Bhut Jolokia (Ghost Pepper)
Scovile Heat Scale
Capsicum Chinense and Capsicum Frutescens (hybrid)
Typical Heat Rating in Scovilles
800000 - 1041427
Also known as naga jolokia, naga morich, bih jolokia, u-morok, ghost pepper, ghost chili pepper, or red naga chilli, the Bhut Jolokia is cultivated in the Nagaland and Assam region of northeastern India and parts of neighboring Bangladesh.
The word Bhut, given from the Bhutias people, means “ghost” and was probably given the name because of the way the heat sneaks up on the one who eats it.

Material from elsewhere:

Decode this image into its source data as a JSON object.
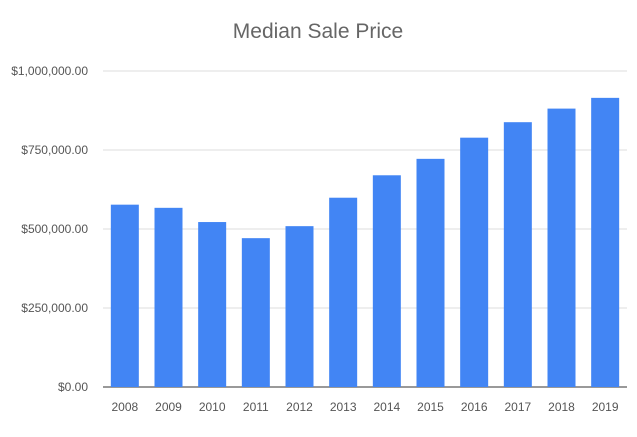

The Bhut Jolokia has been around for many centuries, but was only introduced to the western world in 2000. In 2007 The Ghost Pepper was certified as the hottest Chili Pepper on the planet in The Guinness Book of World Records.

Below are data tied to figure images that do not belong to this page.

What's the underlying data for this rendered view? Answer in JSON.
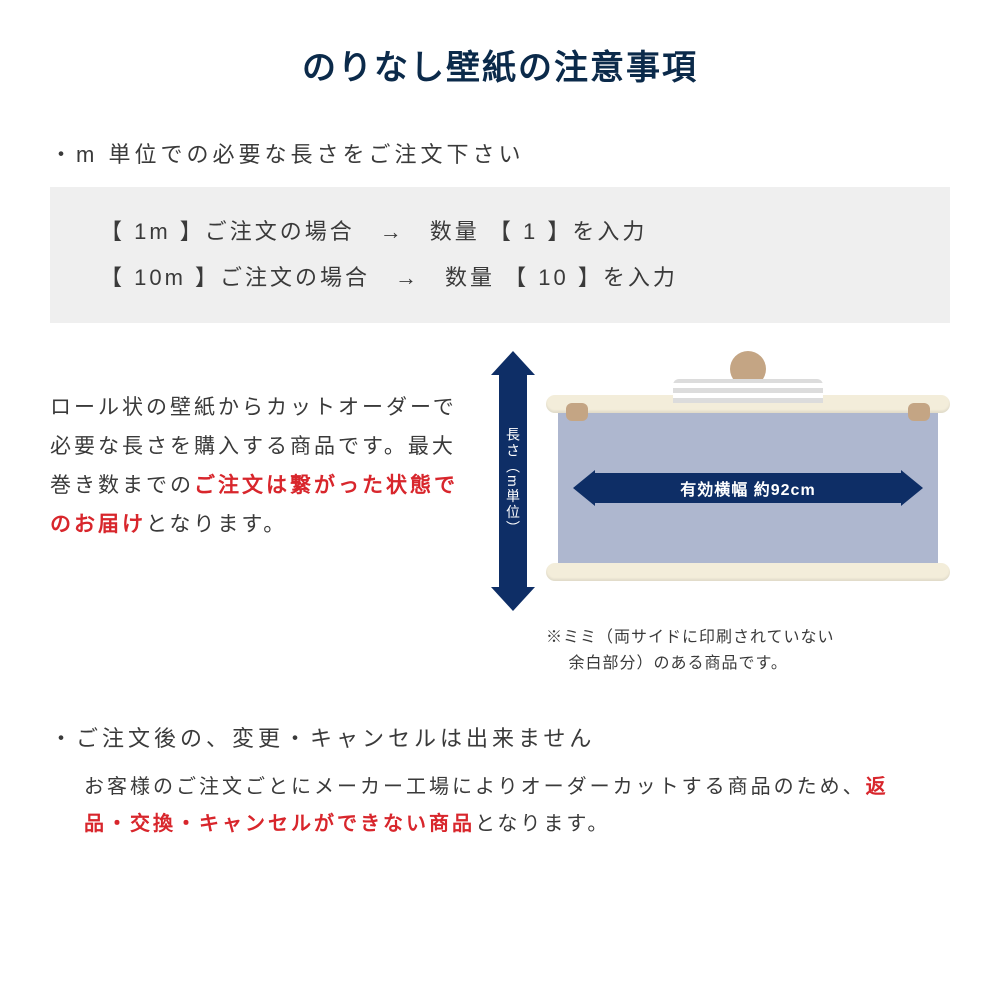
{
  "colors": {
    "title": "#0b2a4a",
    "text": "#3a3a3a",
    "red": "#d8262c",
    "box_bg": "#efefef",
    "arrow": "#0e2e66",
    "sheet": "#aeb7cf",
    "roll": "#f3edda"
  },
  "fonts": {
    "title_size": 34,
    "heading_size": 22,
    "body_size": 21,
    "footnote_size": 16
  },
  "title": "のりなし壁紙の注意事項",
  "section1": {
    "heading": "・m 単位での必要な長さをご注文下さい",
    "examples": {
      "line1": "【 1m 】ご注文の場合　→　数量 【 1 】を入力",
      "line2": "【 10m 】ご注文の場合　→　数量 【 10 】を入力"
    },
    "body_parts": {
      "p1a": "ロール状の壁紙からカットオーダーで必要な長さを購入する商品です。最大巻き数までの",
      "p1red": "ご注文は繋がった状態でのお届け",
      "p1b": "となります。"
    },
    "diagram": {
      "vertical_label": "長さ（m単位）",
      "horizontal_label": "有効横幅 約92cm"
    },
    "footnote": "※ミミ（両サイドに印刷されていない\n　 余白部分）のある商品です。"
  },
  "section2": {
    "heading": "・ご注文後の、変更・キャンセルは出来ません",
    "body_parts": {
      "p2a": "お客様のご注文ごとにメーカー工場によりオーダーカットする商品のため、",
      "p2red": "返品・交換・キャンセルができない商品",
      "p2b": "となります。"
    }
  }
}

Ripe peppers measure 2.5 to 3.3 inches long with a red, yellow, orange, white, purple or chocolate color.
TASTE (AND HEAT): The first flavor you will notice is an intense sweet chili flavor, the heat does not kick in for 30 – 45 seconds. Once the heat kicks in, expect sweating, watery eyes, hiccups and shortness of breath. The burning generally intensifies over 10 – 15 minutes and subsides after 30 – 40 minutes.
TIP: Don’t touch any of the super hots with bare hands. Use latex or nitril gloves when handling hot peppers or seeds. I have found that with simple plastic food prep gloves, the oil still gets through. Also, use plastic utensils when cutting the peppers because the oil can stay on metal utensils for several washings.